Der Empfang war ein voller Erfolg. Die ausländischen Händler versprachen Chenar die schönsten Vasen ihrer jeweiligen Handwerker als Geschenke. Damit würde er seine im ganzen Vorderen Orient berühmte Sammlung anreichern können. Er hätte alles gegeben für eine vollendete Vase, kunstvoll geschwungen, in berückenden Farben! Die Freude am Besitz wurde durch die des Betrachtens gesteigert. Die Lust, der er sich hingab, wenn er ungestört seinen Schätzen gegenübersaß, würde ihm niemand rauben können.

Einer seiner Zuträger trat an ihn heran, nachdem er das herzliche Gespräch mit einem ausländischen Händler unterbrochen hatte.

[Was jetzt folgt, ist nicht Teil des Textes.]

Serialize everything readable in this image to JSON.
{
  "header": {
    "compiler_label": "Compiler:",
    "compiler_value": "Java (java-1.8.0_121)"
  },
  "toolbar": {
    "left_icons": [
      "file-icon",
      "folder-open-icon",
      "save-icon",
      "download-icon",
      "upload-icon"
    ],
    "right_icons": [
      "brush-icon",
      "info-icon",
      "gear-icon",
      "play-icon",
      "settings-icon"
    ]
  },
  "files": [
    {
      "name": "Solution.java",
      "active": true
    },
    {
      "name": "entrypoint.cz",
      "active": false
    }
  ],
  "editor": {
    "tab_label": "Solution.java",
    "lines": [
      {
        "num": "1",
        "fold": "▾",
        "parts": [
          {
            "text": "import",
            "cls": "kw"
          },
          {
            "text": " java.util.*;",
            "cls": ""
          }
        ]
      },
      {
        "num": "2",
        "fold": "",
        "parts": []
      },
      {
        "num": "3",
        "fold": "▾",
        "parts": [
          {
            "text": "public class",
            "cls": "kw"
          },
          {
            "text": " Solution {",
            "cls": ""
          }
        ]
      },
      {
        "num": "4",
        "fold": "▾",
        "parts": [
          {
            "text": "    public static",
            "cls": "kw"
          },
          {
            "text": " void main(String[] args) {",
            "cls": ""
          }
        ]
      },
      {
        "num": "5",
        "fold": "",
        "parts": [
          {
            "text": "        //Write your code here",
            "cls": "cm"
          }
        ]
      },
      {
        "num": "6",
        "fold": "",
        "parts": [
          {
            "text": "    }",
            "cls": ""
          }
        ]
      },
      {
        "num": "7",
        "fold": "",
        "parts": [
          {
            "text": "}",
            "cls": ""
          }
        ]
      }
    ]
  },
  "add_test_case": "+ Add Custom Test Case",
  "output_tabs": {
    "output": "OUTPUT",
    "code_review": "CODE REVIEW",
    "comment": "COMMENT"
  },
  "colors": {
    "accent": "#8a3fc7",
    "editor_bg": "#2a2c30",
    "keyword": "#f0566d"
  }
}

»Etwas Unangenehmes«, murmelte der Gewährsmann.

»Welcher Art?«

»Deine Mutter gibt sich mit den Ergebnissen der amtlichen Nachforschungen nicht zufrieden.«

Chenar verzog das Gesicht.

»Nur eine Laune?«

»Weit mehr.«

»Will sie etwa selbst nachforschen?«

»Sie hat den Obersten Palastwächter beauftragt.«

»Ein Schwachkopf.«

»In die Enge getrieben, könnte er unangenehm werden.«

»Lassen wir ihn erst einmal strampeln.«

»Und wenn er etwas herauskriegt?«

»Das ist unwahrscheinlich.«

»Wäre es nicht ratsam, ihm eine Warnung zu verpassen?«

»Da fürchte ich eher eine unvorhersehbare Reaktion. Dummköpfe bringt man nicht so leicht zur Vernunft. Außerdem wird er keine heiße Spur finden.«

»Wie lautet dein Befehl?«

»Beobachte ihn und halte mich auf dem laufenden.« Der Mann ging, und Chenar wandte sich wieder seinen Gästen zu. Trotz seines Unbehagens machte er eine gute Figur.